A Hard Road To Phnom Penh For Marching Monks

Monks and their supporters marching to Phnom Penh on a 10-day “Peace Walk,” as part of International Human Rights Day, said Wednesday that pagodas along the way have repeatedly tried to shut them out, and they have scuffled with police on at least one occasion.

About 100 monks are leading the marchers, who set out on Sunday from various points along five national roads leading to Phnom Penh.

Marching to protest the disputed results of July’s national election, forced evictions and human rights abuses, the monks plan to hand ruling CPP lawmakers a list of their grievances when they arrive for a planned rally in front of the National Assembly on Tuesday.

But the marchers said they’ve had little help from many of the pagodas along their route.

Vorn Poeu, an activist who is not a monk but joined a leg of the march on National Road 6, said local police used their motorcycles to block the entrance to Baray pagoda, in Kompong Thom province’s Baray district, when his group arrived on Tuesday evening hoping to spend the night at the wat.

Undeterred by the intimidation, Mr. Poeu said the marching monks and supporters pushed their way into the pagoda grounds, knocking over the motorcycles and briefly scuffling with the police and local monks who also tried to keep them out.

“We pushed over the motorbikes because the authorities and the pagoda committee people blocked the entrance gate so that we could not get inside,” Mr. Poeu said.

Though the pagoda’s resident monks eventually let the marchers spend the night inside the compound, he said, “the pagoda committee people locked all the monks’ houses to not let our monks stay inside.”

Morm Sok, a Baray district council member for the ruling CPP and deputy chief of the Baray pagoda committee, confirmed the scuffle between the marching monks, their supporters and the police and local monks.

Mr. Sok accused the marchers of being aggressive and blamed them for showing up without a permission letter from upper-level monks authorizing they stay at the pagoda.

“We wanted to prevent them from getting inside because they did not have a permission letter to stay in the pagoda. They are guests, so they should ask permission from us to stay,” he said.

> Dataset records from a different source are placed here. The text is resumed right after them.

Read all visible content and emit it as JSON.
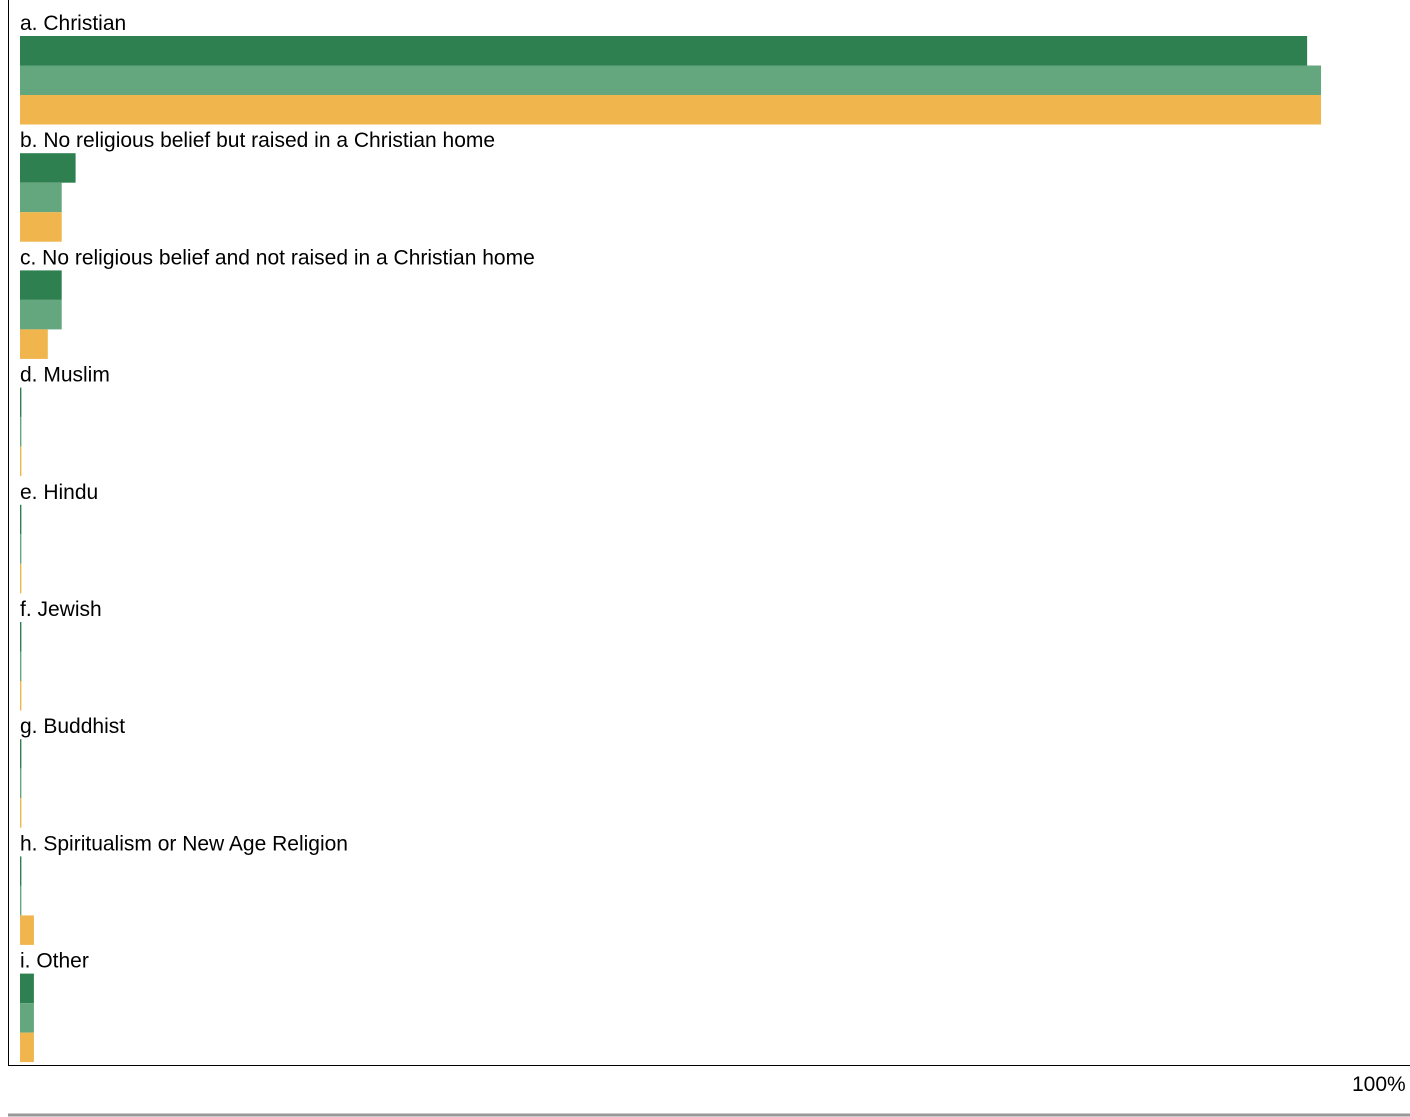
{
  "chart_data": {
    "type": "bar",
    "orientation": "horizontal",
    "categories": [
      "a. Christian",
      "b. No religious belief but raised in a Christian home",
      "c. No religious belief and not raised in a Christian home",
      "d. Muslim",
      "e. Hindu",
      "f. Jewish",
      "g. Buddhist",
      "h. Spiritualism or New Age Religion",
      "i. Other"
    ],
    "series": [
      {
        "color": "#2e8050",
        "values": [
          92.6,
          4.0,
          3.0,
          0.1,
          0.1,
          0.1,
          0.1,
          0.1,
          1.0
        ]
      },
      {
        "color": "#64a67e",
        "values": [
          93.6,
          3.0,
          3.0,
          0.1,
          0.1,
          0.1,
          0.1,
          0.1,
          1.0
        ]
      },
      {
        "color": "#f0b54c",
        "values": [
          93.6,
          3.0,
          2.0,
          0.1,
          0.1,
          0.1,
          0.1,
          1.0,
          1.0
        ]
      }
    ],
    "xlim": [
      0,
      100
    ],
    "x_tick_labels": [
      "100%"
    ],
    "grid": false,
    "legend": "none",
    "title": "",
    "xlabel": "",
    "ylabel": ""
  },
  "colors": {
    "axis": "#000000",
    "bottom_rule": "#999999"
  }
}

Commune police chief Khun Neang Meng confirmed that some of his officers were involved in the incident, but said he could not comment on what happened because he was not there.

Mr. Poeu, however, blamed the cold reception squarely on politics.

“Mr. Morm Sok is a CPP… council member, so he serves the CPP,” he said, adding that fellow marchers traveling toward Phnom Penh along other roads have had similar problems with local authorities.

“The marchers have sometimes had to sleep on the side of the national roads or in rice fields because most of the pagodas’ doors are locked when we get there for lunch or at night,” he said.

Along National Road 4 on Wednesday, the Venerable Ngim Sao Samkhan said monks at a pagoda in Kompong Speu province’s Thpong district shut the front gate when the marchers arrived for a lunch break. He said the local monks put their weight behind the gate to try and keep it shut but the marchers managed to push it open.

“The [pagoda] committee people tried to close the pagoda gate, but we all pushed it open to get inside,” he said.

“I think there is an order to not let us enter the pagodas from the upper levels.”

Along National Road 5, the Venerable Bun Buntenh, who heads the Independent Monk Network for Social Justice and was instrumental in organizing the 10-day march, said he too had trouble arranging accommodations for his group Wednesday night at a pagoda in Kompong Chhnang province’s Boribor district.

“The monk in charge of the local pagoda is afraid of local authorities so he would not let us sleep in the pagoda. The local authority put pressure on him not [to] allow us to stay,” he said. “But we negotiated and now he let us stay. We told him we take full responsibility for any problem and that we only march for social justice.”

Nget Chanbo, who heads the religion department at the Ministry of Cults and Religion, said the ministry did not support the marchers “because they can disturb the public order.”

Mr. Chanbo denied that the ministry had anything to do with the obstructions the marches are facing at pagodas.

“The ministry has not instructed the pagoda committees not to let the monks stay during the march, and I don’t know about these cases,” he said.

A modest but growing number of monks have become increasingly active and outspoken in their opposition to Prime Minister Hun Sen’s ruling CPP since July’s elections, which the opposition CNRP and their supporters accuse the CPP of stealing through widespread voter fraud.